Publica El Economista que el beneficio de Enagás ha aumentado un 213,3% al pasar de unas perdidas de 299,3 millones en 2024 a unos beneficios de 339,1 millones en 2025. Pero calcular un incremento porcentual entre un valor negativo y un valor positivo es altamente problemático. Veamos primero como lo han calculado: han considerado primero la distancia absoluta entre -299,3 y 339,1, que es 638,4, y han calculado después que porcentaje supone sobre el valor inicial de 299,3 (100*638,4/299,23=213,3%).
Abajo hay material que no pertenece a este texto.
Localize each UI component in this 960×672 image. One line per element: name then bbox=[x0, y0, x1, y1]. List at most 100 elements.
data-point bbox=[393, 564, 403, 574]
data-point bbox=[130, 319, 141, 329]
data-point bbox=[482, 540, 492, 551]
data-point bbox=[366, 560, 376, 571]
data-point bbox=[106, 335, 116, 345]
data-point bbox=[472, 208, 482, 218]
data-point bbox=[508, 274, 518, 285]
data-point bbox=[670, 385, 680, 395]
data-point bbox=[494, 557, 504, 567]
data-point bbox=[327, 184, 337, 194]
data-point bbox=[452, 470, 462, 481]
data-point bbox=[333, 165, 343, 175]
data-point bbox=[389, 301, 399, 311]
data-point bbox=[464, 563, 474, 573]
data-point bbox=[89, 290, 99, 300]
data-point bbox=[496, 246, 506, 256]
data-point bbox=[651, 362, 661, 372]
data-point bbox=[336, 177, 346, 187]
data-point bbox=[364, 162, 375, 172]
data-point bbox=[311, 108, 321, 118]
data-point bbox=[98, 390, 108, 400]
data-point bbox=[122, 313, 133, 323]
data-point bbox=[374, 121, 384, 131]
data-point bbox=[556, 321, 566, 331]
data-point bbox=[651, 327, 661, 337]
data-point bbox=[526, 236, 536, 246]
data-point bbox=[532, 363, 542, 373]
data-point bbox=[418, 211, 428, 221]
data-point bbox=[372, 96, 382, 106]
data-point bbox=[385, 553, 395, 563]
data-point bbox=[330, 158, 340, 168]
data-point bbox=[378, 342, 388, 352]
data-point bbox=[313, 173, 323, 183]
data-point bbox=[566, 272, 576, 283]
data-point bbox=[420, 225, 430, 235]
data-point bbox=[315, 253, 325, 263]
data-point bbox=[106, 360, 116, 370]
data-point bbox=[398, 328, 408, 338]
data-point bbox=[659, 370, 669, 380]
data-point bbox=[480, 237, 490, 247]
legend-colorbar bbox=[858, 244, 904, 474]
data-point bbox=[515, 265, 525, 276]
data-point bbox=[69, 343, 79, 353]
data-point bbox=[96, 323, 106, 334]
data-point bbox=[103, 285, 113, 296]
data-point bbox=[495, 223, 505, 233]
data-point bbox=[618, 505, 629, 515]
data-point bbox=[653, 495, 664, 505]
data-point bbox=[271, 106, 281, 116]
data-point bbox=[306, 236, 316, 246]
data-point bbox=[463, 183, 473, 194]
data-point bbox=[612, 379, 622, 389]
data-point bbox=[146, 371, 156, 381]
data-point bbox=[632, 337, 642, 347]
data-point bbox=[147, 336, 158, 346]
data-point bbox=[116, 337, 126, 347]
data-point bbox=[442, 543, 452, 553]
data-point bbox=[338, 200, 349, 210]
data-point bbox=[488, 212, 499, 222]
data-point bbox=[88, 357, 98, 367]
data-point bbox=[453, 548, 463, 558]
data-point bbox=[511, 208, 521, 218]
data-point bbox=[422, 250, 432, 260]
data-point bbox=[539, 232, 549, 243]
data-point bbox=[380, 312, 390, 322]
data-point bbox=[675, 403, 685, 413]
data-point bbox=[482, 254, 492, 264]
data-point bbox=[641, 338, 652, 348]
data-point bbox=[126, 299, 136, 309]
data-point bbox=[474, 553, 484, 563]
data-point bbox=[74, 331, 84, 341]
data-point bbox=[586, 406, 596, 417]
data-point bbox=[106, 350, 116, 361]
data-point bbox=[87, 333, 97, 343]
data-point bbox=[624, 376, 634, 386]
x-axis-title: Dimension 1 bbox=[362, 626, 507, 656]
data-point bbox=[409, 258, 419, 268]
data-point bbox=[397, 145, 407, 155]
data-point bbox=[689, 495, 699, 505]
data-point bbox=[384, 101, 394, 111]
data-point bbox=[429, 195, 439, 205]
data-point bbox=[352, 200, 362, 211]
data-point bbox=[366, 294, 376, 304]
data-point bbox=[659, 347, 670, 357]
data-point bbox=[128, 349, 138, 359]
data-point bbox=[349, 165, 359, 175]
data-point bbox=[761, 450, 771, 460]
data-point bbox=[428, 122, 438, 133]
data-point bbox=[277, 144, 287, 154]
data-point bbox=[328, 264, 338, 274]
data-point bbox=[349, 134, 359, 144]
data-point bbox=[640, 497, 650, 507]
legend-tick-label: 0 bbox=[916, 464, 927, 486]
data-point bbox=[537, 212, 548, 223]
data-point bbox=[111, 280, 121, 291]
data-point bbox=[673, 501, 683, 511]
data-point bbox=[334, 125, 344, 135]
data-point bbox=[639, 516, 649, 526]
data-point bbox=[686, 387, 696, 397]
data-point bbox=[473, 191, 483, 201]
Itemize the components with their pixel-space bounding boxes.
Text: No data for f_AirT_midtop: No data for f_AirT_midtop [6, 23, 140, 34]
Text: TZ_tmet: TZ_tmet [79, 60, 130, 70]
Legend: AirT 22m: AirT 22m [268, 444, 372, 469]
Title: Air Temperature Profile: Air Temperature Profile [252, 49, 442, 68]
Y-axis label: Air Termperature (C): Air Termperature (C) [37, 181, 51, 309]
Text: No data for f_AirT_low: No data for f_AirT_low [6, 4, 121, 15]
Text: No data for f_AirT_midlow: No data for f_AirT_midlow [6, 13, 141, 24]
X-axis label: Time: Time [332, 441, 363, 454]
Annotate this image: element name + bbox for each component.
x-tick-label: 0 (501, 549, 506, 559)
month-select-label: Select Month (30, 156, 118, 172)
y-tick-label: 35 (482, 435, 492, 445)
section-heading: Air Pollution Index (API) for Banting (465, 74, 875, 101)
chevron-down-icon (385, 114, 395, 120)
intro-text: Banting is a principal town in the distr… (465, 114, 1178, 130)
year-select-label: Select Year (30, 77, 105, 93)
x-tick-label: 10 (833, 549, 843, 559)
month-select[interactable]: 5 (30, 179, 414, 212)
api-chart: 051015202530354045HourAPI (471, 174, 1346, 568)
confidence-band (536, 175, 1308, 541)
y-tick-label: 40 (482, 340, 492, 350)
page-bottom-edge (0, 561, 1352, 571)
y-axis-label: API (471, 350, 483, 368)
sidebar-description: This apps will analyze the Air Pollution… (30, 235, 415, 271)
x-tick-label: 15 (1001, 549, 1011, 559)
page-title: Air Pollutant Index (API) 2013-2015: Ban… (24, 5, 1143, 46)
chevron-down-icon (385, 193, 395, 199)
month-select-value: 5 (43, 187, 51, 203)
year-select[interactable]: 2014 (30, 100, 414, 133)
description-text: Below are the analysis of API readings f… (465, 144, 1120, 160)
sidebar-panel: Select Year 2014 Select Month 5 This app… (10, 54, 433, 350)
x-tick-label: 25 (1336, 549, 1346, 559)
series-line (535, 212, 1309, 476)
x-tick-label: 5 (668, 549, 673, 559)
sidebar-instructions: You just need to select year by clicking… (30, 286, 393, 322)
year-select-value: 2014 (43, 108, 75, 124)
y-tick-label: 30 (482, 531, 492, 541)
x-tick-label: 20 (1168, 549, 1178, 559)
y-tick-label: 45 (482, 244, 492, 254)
Aunque podría parecer un cálculo apropiado, vamos a ver que hacerlo supone romper con el significado que damos habitualmente a las variaciones porcentuales: cuanto más cerca está la cantidad A de B, el tanto por ciento que es B mayor que A disminuye (y a revés).
- Supongamos que las pérdidas en 2024 hubieran sido menores, por ejemplo, de 100 millones, y las ganancias de 2025 iguales. Realizando el cálculo de la forma anterior, no daría que los beneficios se habrían incrementado un 439,1% (100*439,1/100=439,1%). ¡Los valores están más cercanos, pero el incremento porcentual es mayor!. Es mas, según nos fuésemos acercando a 0, el incremento porcentual tendería a infinito.
- Supongamos ahora que, por el contrario, las pérdidas de 2024 hubiera sido mayores, por ejemplo, de 600 millones. Calculando de la misma forma, nos saldría que los beneficios se habrían incrementado un 156,5% (100*939,1/600=156,5%). ¡Los valores están más alejados, pero el incremento porcentual es menor!.
Es decir, calcular variaciones porcentuales entre valores negativos y positivos no tiene ningún sentido matemático y no debería hacerse. Podemos ver que en la presentación oficial de los resultados de Enagás han optado por lo correcto, no poner ninguna variación porcentual de los beneficios.